# Tie Down cleats for Utilitrak



## Beckman (Oct 3, 2005)

Hello,

I'm looking for some cleats for the utilitrak system on my 2005 Frontier. I went to a dealer a few days ago. I guess I assumed that they came as a set. Well the parts guy brought out ONE cleat for $50. And this thing was huge...as big as my hand. 

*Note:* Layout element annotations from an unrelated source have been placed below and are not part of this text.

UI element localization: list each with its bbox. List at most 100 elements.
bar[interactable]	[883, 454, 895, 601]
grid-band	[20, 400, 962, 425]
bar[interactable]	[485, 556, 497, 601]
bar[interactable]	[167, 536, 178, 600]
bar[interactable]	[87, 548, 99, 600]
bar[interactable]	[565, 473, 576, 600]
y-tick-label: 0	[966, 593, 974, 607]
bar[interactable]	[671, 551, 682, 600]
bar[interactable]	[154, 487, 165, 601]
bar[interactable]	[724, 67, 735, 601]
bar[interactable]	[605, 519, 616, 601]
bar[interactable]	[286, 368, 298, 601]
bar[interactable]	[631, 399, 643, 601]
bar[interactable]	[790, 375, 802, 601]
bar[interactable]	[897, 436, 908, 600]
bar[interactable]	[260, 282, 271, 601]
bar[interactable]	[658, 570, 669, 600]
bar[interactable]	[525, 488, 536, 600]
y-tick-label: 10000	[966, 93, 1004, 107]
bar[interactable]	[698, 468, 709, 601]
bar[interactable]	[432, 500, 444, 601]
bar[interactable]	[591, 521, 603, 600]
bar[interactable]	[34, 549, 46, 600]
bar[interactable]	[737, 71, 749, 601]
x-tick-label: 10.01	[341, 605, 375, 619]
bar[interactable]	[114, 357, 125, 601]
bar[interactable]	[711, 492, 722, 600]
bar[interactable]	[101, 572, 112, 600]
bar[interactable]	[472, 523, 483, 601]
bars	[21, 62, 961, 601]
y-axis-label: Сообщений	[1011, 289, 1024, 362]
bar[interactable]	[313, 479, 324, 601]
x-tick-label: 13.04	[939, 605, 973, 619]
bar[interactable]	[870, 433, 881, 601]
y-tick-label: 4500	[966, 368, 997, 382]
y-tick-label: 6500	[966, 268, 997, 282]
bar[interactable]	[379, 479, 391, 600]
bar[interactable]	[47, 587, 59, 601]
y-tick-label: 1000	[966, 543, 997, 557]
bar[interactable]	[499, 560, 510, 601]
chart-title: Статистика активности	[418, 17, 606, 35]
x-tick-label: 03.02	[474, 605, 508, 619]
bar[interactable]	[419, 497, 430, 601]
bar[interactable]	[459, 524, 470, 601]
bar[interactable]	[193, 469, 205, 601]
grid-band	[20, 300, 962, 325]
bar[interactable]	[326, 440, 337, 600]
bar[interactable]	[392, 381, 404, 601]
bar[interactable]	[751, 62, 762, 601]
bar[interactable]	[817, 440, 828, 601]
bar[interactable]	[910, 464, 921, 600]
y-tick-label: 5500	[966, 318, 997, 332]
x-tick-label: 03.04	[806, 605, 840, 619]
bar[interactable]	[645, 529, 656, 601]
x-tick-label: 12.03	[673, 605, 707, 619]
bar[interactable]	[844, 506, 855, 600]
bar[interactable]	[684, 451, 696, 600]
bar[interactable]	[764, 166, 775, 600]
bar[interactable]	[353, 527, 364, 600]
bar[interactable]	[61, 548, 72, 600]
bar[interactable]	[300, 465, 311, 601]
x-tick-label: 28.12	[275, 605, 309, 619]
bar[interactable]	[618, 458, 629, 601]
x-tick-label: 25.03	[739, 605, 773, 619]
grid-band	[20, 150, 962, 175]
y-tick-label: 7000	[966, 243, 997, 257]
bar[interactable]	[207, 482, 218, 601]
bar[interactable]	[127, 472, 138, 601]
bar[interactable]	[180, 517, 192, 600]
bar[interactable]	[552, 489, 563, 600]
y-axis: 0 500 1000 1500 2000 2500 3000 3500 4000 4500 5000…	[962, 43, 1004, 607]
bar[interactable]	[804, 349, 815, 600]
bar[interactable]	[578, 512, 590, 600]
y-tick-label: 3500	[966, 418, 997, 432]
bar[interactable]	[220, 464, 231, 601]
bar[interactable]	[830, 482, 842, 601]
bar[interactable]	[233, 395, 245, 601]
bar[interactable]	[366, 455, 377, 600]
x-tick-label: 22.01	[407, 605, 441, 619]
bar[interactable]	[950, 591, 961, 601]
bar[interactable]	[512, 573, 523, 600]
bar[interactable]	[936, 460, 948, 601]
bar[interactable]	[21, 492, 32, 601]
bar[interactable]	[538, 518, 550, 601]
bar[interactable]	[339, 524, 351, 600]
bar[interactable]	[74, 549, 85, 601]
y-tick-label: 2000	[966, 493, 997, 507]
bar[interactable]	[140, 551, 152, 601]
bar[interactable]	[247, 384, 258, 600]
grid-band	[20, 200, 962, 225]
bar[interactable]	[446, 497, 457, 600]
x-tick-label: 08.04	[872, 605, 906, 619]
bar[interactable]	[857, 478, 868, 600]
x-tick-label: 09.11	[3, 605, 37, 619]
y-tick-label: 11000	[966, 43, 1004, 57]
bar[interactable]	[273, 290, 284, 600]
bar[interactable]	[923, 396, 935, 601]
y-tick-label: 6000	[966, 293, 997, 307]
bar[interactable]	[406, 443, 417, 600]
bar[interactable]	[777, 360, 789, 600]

Anyway, does anyone know where I can get some aftermarket cleats or even rig something from Home Depot?

Thanks, Beck


----------



## Triffid (Aug 25, 2005)

Beckman said:


> Hello,
> 
> I'm looking for some cleats for the utilitrak system on my 2005 Frontier. I went to a dealer a few days ago. I guess I assumed that they came as a set. Well the parts guy brought out ONE cleat for $50. And this thing was huge...as big as my hand.
> 
> ...


Here is a link for some of the utilitrak parts:........Triffid

http://www.courtesyparts.com/frontier/D40_utili-track.html


----------



## 05 NISMO 4X4 (Jun 4, 2005)

Here's another site that sells them: www.yournissanparts.com 
They sell a set of 4 for $35.99, and their shipping cost is very reasonable. Hope this helps!


----------



## Beckman (Oct 3, 2005)

Perfect......thanks a bunch.

Beck


----------



## BakedCookies (Sep 18, 2005)

Beckman said:


> Perfect......thanks a bunch.
> 
> Beck


i complained to my dealer, because nissans site says they come with the utilitrack, so i got 4 for free.

Any idea what the small square ones are they bolt on though?


----------



## Gerald (May 23, 2005)

I used the small square ones to keep my bed divider from
moving forward. I'm not sure that it is necessary, but that is what the instructions called for.

OkieScot




QUOTE=BakedCookies]i complained to my dealer, because nissans site says they come with the utilitrack, so i got 4 for free.

Any idea what the small square ones are they bolt on though?[/QUOTE]


----------



## Q-Tip (Sep 10, 2005)

You might check out eBay Motors for these too. Do a search for "Frontier 05" and there are usually a few sets that turn up. Don't know if you'll be able to beat $35 though.


----------